Me encontré con Jeongguk en el estadio el viernes por la tarde. Estaba en el campo, desenrollando el cable eléctrico del túnel.
Elizabeth estaba en las gradas, relajada y a gusto con el viento que soplaba en su larga melena. Estaba refrescando, y ella estaba en jeans y una sudadera con capucha de Last Waters, el número 16 de Soobin sobre su corazón y deslumbrantes piedras preciosas en su espalda. Me saludó cuando me vio bajar del estacionamiento.
—¡Hola, YoonGi!
Su voz hizo que Jeongguk levantara la vista. Nuestros ojos se encontraron al otro lado de la zona de anotación. Pasé demasiados segundos congelado, observándolo. La electricidad se abrió paso entre nosotros, la corriente de nuestra conexión chispeó como un cable vivo sumergido en oxígeno puro. Mis pasos vacilaron, y rompí en una sonrisa radiante cuando él dejó de hacer lo que estaba haciendo y me vio trotar hasta llegar a su lado.
Fuera lo que fuera lo que había entre nosotros -química, hormonas, una especie de enamoramiento de cuento de hadas- estábamos jodidos si era así como lo ocultábamos.
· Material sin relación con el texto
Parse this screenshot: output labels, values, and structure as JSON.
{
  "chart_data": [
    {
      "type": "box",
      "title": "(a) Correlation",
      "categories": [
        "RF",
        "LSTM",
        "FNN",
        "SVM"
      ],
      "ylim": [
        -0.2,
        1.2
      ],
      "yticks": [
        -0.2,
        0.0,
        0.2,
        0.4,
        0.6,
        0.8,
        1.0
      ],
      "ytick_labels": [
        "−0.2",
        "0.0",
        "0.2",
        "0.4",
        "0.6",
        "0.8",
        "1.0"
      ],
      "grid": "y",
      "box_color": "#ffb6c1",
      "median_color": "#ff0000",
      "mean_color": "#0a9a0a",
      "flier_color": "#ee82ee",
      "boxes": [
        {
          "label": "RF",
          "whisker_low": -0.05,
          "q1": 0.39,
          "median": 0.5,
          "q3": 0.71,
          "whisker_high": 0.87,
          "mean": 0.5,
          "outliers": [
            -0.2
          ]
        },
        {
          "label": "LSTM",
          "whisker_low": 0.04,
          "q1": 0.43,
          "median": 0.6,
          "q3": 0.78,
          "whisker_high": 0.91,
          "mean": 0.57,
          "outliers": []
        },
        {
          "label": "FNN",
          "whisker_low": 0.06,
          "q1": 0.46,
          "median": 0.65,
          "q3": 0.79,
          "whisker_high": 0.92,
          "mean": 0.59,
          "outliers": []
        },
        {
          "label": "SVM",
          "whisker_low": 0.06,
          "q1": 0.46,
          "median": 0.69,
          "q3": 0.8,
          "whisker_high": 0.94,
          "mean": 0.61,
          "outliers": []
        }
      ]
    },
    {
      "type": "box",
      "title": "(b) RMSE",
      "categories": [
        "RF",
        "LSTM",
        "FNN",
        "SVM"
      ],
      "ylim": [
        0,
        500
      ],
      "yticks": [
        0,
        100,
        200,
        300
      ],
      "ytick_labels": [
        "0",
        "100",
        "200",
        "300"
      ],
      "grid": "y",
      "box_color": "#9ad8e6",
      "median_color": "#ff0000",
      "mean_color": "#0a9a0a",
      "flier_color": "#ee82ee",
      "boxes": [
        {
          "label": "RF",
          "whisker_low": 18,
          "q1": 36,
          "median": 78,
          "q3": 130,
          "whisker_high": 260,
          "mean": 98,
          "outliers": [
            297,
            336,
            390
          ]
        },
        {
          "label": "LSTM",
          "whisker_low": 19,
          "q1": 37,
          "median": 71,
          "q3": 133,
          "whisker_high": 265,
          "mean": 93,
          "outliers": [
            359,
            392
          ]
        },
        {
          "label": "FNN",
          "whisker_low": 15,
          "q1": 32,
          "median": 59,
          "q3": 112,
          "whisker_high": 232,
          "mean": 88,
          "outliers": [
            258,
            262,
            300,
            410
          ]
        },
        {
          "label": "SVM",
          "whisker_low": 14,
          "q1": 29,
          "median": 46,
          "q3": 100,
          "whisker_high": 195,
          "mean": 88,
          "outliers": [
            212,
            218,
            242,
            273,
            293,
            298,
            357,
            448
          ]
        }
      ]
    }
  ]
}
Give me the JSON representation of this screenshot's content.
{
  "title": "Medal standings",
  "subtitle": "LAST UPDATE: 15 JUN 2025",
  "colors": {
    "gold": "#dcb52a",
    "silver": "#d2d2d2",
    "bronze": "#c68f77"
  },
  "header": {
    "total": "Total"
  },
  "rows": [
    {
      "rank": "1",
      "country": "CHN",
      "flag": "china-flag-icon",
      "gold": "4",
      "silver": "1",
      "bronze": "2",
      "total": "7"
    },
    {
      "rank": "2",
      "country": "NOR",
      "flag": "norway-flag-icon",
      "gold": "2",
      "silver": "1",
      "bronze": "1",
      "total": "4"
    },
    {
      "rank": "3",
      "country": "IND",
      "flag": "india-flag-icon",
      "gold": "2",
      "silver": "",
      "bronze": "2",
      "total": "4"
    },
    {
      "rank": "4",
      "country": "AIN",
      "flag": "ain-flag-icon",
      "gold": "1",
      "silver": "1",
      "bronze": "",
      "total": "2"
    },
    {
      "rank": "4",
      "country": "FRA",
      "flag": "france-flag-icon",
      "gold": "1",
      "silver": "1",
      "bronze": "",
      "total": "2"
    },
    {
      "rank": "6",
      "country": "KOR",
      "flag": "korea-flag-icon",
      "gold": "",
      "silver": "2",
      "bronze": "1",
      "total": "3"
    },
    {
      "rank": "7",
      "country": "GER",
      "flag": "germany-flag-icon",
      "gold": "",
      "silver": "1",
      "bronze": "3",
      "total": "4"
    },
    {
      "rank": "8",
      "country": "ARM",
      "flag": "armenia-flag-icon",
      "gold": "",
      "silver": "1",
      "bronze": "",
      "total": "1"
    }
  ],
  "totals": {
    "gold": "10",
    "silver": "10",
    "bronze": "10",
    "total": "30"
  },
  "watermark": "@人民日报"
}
Saludé a Elizabeth antes de que Jeongguk y yo desapareciéramos bajo las gradas para ponernos al día donde lo habíamos dejado dieciocho horas antes. Mi espalda chocó contra el muro de hormigón del túnel. Sus palmas se posaron junto a mi cabeza. Nuestros labios estaban el uno sobre el otro menos de un suspiro después.
El sabor de él después de dieciocho horas de separación era como un rayo que golpeaba mi cerebro. Gimió contra mis labios. Susurró:
—YoonGi —y—. No tienes idea de lo que me haces.
¿Cómo no nos habíamos besado así antes? ¿Cómo pudimos pasar semanas juntos, compartir un pequeño puesto en Juice & Butter, compartir un huevo de crema frito, compartir un sofá a las dos de la mañana y ver Netflix con los pies descalzos, y no acercarnos el uno al otro? Lo arrastré hacia mí, pasé mis palmas por su espalda y bajé hasta su cintura. Me armé de valor y rodeé con mis manos sus dos nalgas.
Rompió el beso con una maldición, la primera que escuché salir de sus labios, y hundió su cara en mi cuello. Jadeó contra mi pulso. Su polla estaba caliente y dura, y empujaba contra la mía. Sonreí en su cabello y besé su sien, la curva de su oreja mientras temblaba.
—No tienes ni idea —repitió, apartándose hasta que pudimos mirarnos a los ojos—. De lo que me haces. Nada en absoluto.
Jeongguk me había puesto del revés, había rehecho todo mi mundo. Me hizo pensar en el mañana y en el día siguiente y en el día siguiente, en cuántas horas faltaban para ver su sonrisa y oír su voz y sentir su tacto. Me hizo sentir algo más grande que la felicidad y la emoción. Cosas como la anticipación. Potencial. Para siempre.
Esperaba que sintiera una fracción de lo que estaba dando vueltas dentro de mí. Solo una fracción.
Nos tomamos de la mano y nos separamos cinco centímetros de distancia, esperando a que nuestros corazones se ralentizaran mientras hablábamos de nuestros viernes y nuestros chicos hasta que estuviéramos presentables. Le peiné el pelo con los dedos antes de salir del túnel. Me besó la palma de la mano, y la mirada que me dirigió -anhelante, adoradora, alegre- hizo que mis rodillas se convirtieran en polvo.
El trabajo previo al partido nos consumió durante las dos horas siguientes. Cuando llegaron Yeonjun y Soobin, los saludamos, saltamos y gritamos sus nombres desde la zona de anotación. Hubiera estado seguro de que Yeonjun me repudiaría si intentaba algo tan tonto como esto hace unas semanas, pero ahora agité mis brazos sobre mi cabeza y grité:
—¡Vamos 99!
Soobin golpeó el aire con ambos puños y sonrió. Yeonjun saludó y negó con la cabeza, pero se dio la vuelta y volvió a saludar antes de desaparecer en el centro deportivo. Incluso a medio campo de fútbol de distancia, pude ver su sonrisa. Era como si el sol brillara sobre mi cara.